On the last day of 2015, the U.S. District Court for the Western District of Wisconsin ruled against the Equal Employment Opportunity Commission (“EEOC”) in its suit against an employer under the Americans with Disabilities Act (“ADA”). The EEOC alleged that the employer violated the ADA provision that “generally prohibits employers from requiring their employees to submit to medical examinations, by conditioning participation in its employee health insurance plan on completing a ‘health risk assessment’ and a ‘biometric screening test.’” In its decision, the Court ruled that a bona fide benefit plan was protected from normally applicable ADA rules.
Based upon this decision and others, the EEOC’s attempts to regulate wellness programs under the ADA may be limited, or at least able to be vigorously challenged.
Background on Matter: EEOC v. Flambeau
On December 31, 2015, the U.S. District Court for the Western District of Wisconsin ruled against the EEOC’s efforts to extend the ADA to any bona fide insurance benefit plan in EEOC v. Flambeau. The Western District joined the 11th Circuit, which similarly ruled against the EEOC in Seff v. Broward County, Florida. The EEOC had argued that Flambeau’s conditioning of health insurance coverage on the completion of health examinations was prohibited under the ADA if not shown to be job-related and consistent with business necessity. The District Court rejected the claim, and instead found that Flambeau’s wellness program was protected under the ADA “safe harbor” rule, which exempts “bona fide benefit plans” from such regulation under the ADA.
The EEOC’s Regulatory Power over Bona Fide Benefit Plans
The EEOC has proposed ADA regulations that intend to address issues under all wellness programs, including, but not limited to, those subject to HIPAA. The rulings in Flambeau and Seff call into question the EEOC’s ability to regulate wellness programs that are “group health plans” (including medical, vision and dental plans) subject to HIPAA, which generally applies to most, if not all, group health plans through either ERISA, the IRC or the Public Health Service Act, as amended (“PHS Act”).

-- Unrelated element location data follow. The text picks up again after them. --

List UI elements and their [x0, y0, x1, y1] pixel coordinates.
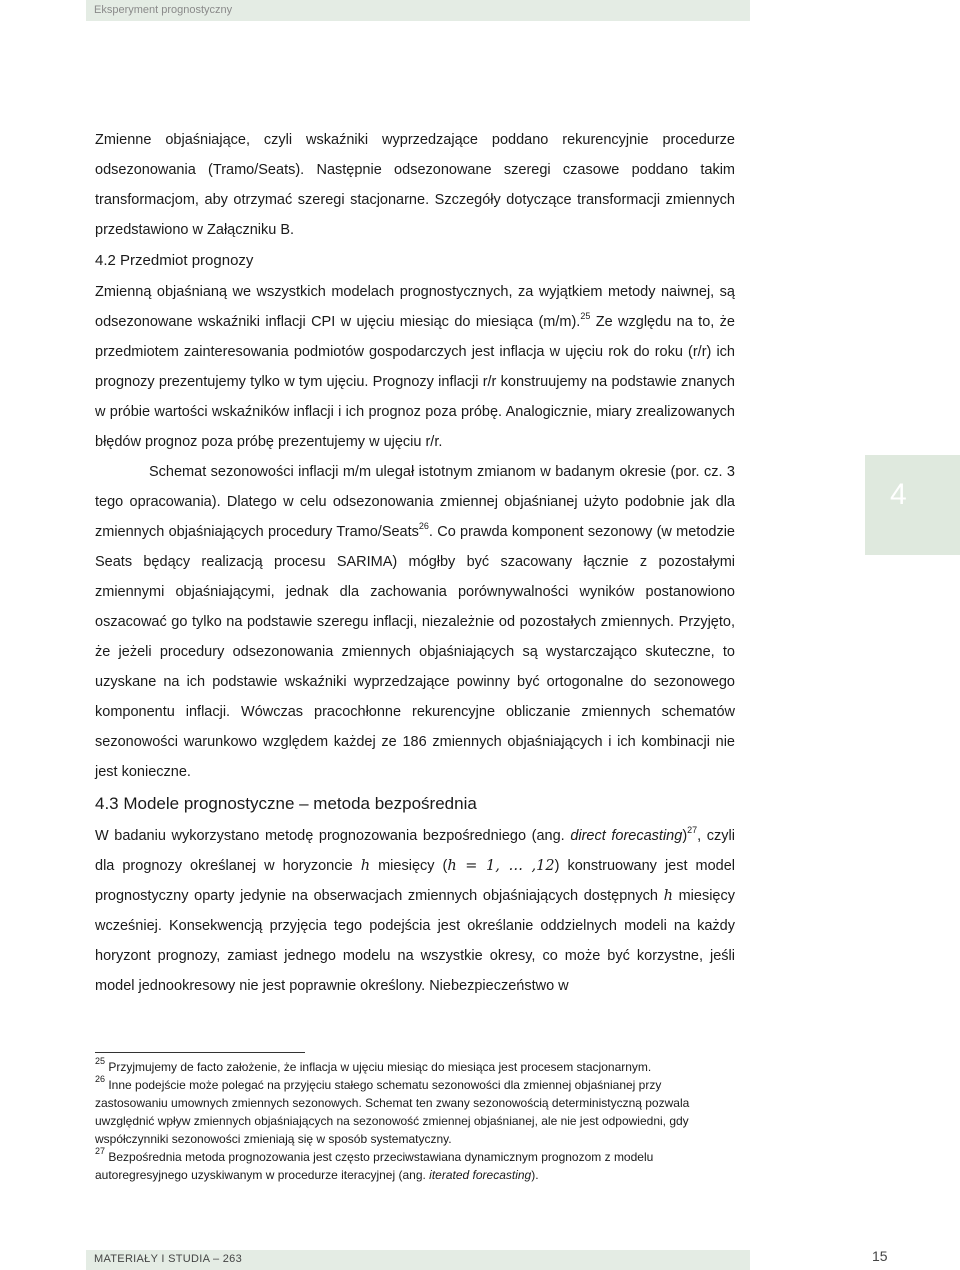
paragraph-subject-a: Zmienną objaśnianą we wszystkich modelach prognostycznych, za wyjątkiem metody naiwnej, są odsezonowane wskaźniki inflacji CPI w ujęciu miesiąc do miesiąca (m/m).: [95, 284, 735, 330]
footnote-ref-26[interactable]: 26: [418, 521, 429, 531]
running-footer: [86, 1250, 750, 1270]
math-horizon-range: h = 1, … ,12: [447, 858, 555, 874]
paragraph-subject: [95, 277, 735, 457]
math-h: h: [360, 858, 371, 874]
main-content: [95, 125, 735, 1001]
paragraph-subject-b: Ze względu na to, że przedmiotem zainteresowania podmiotów gospodarczych jest inflacja w ujęciu rok do roku (r/r) ich prognozy prezentujemy tylko w tym ujęciu. Prognozy inflacji r/r konstruujemy na podstawie znanych w próbie wartości wskaźników inflacji i ich prognoz poza próbę. Analogicznie, miary zrealizowanych błędów prognoz poza próbę prezentujemy w ujęciu r/r.: [95, 314, 735, 450]
paragraph-direct-d: miesięcy (: [370, 858, 448, 874]
footnote-25-text: Przyjmujemy de facto założenie, że inflacja w ujęciu miesiąc do miesiąca jest procesem stacjonarnym.: [105, 1060, 652, 1074]
paragraph-intro: Zmienne objaśniające, czyli wskaźniki wyprzedzające poddano rekurencyjnie procedurze odsezonowania (Tramo/Seats). Następnie odsezonowane szeregi czasowe poddano takim transformacjom, aby otrzymać szeregi stacjonarne. Szczegóły dotyczące transformacji zmiennych przedstawiono w Załączniku B.: [95, 132, 735, 238]
series-title: MATERIAŁY I STUDIA – 263: [94, 1253, 243, 1265]
footnote-27-text-b: ).: [531, 1168, 539, 1182]
section-heading-4-2: 4.2 Przedmiot prognozy: [95, 252, 254, 269]
paragraph-seasonality-b: . Co prawda komponent sezonowy (w metodzie Seats będący realizacją procesu SARIMA) mógłby być szacowany łącznie z pozostałymi zmiennymi objaśniającymi, jednak dla zachowania porównywalności wyników postanowiono oszacować go tylko na podstawie szeregu inflacji, niezależnie od pozostałych zmiennych. Przyjęto, że jeżeli procedury odsezonowania zmiennych objaśniających są wystarczająco skuteczne, to uzyskane na ich podstawie wskaźniki wyprzedzające powinny być ortogonalne do sezonowego komponentu inflacji. Wówczas pracochłonne rekurencyjne obliczanie zmiennych schematów sezonowości warunkowo względem każdej ze 186 zmiennych objaśniających i ich kombinacji nie jest konieczne.: [95, 524, 735, 780]
page-number: 15: [872, 1248, 888, 1264]
footnotes: [95, 1058, 725, 1184]
footnote-ref-25[interactable]: 25: [580, 311, 591, 321]
footnote-26: [95, 1076, 725, 1148]
paragraph-direct-c: , czyli dla prognozy określanej w horyzoncie: [95, 828, 735, 874]
chapter-number: 4: [890, 478, 907, 511]
footnote-26-number: 26: [95, 1074, 106, 1084]
footnote-27-text-a: Bezpośrednia metoda prognozowania jest często przeciwstawiana dynamicznym prognozom z modelu autoregresyjnego uzyskiwanym w procedurze iteracyjnej (ang.: [95, 1150, 654, 1182]
footnote-25-number: 25: [95, 1056, 106, 1066]
section-heading-4-3: 4.3 Modele prognostyczne – metoda bezpośrednia: [95, 794, 477, 813]
paragraph-direct-method: [95, 821, 735, 1001]
footnote-26-text: Inne podejście może polegać na przyjęciu stałego schematu sezonowości dla zmiennej objaśnianej przy zastosowaniu umownych zmiennych sezonowych. Schemat ten zwany sezonowością deterministyczną pozwala uwzględnić wpływ zmiennych objaśniających na sezonowość zmiennej objaśnianej, ale nie jest odpowiedni, gdy współczynniki sezonowości zmieniają się w sposób systematyczny.: [95, 1078, 690, 1146]
term-direct-forecasting: direct forecasting: [570, 828, 683, 844]
paragraph-seasonality: [95, 457, 735, 787]
running-header: [86, 0, 750, 21]
running-title: Eksperyment prognostyczny: [94, 4, 233, 16]
paragraph-direct-a: W badaniu wykorzystano metodę prognozowania bezpośredniego (ang.: [95, 828, 571, 844]
paragraph-direct-f: miesięcy wcześniej. Konsekwencją przyjęcia tego podejścia jest określanie oddzielnych modeli na każdy horyzont prognozy, zamiast jednego modelu na wszystkie okresy, co może być korzystne, jeśli model jednookresowy nie jest poprawnie określony. Niebezpieczeństwo w: [95, 888, 735, 994]
footnote-27-number: 27: [95, 1146, 106, 1156]
chapter-tab: [865, 455, 960, 555]
footnote-27: [95, 1148, 725, 1184]
paragraph-direct-b: ): [682, 828, 688, 844]
term-iterated-forecasting: iterated forecasting: [429, 1168, 532, 1182]
math-h-2: h: [663, 888, 673, 904]
footnote-ref-27[interactable]: 27: [687, 825, 698, 835]
paragraph-direct-e: ) konstruowany jest model prognostyczny oparty jedynie na obserwacjach zmiennych objaśniających dostępnych: [95, 858, 736, 904]
paragraph-seasonality-a: Schemat sezonowości inflacji m/m ulegał istotnym zmianom w badanym okresie (por. cz. 3 tego opracowania). Dlatego w celu odsezonowania zmiennej objaśnianej użyto podobnie jak dla zmiennych objaśniających procedury Tramo/Seats: [95, 464, 735, 540]
footnote-25: [95, 1058, 725, 1076]
footnote-separator: [95, 1052, 305, 1053]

If other courts agree with Flambeau and Seff, the EEOC may be precluded from (or at least be limited in) enforcing ADA regulations that apply to group health plans subject to HIPAA. Alternatively, even if the ADA regulations are finalized and found to apply to all wellness programs, the courts may provide less deference to the EEOC’s position. In King v. Burwell, the U.S. Supreme Court upheld certain provisions of the Patient Protection and Affordable Care Act of 2010 (“ACA”), but the Supreme Court also appeared to provide less deference to the agency positions with respect to the ACA. This and other recent decisions have arguably eroded the deference that governmental agencies typically have been accorded in their agency rulemaking.
Next Steps for Employers
In light of this case development, we recommend that employers carefully consider whether and how their wellness programs are tied to their major medical and other “bona fide benefit plans” to avoid the reach of the EEOC to the extent possible (or at least provide the best possible arguments to place such wellness programs outside of EEOC control). This issue is far from settled, so we will be watching this case and other pending litigation related to the EEOC and wellness programs sponsored by other employers.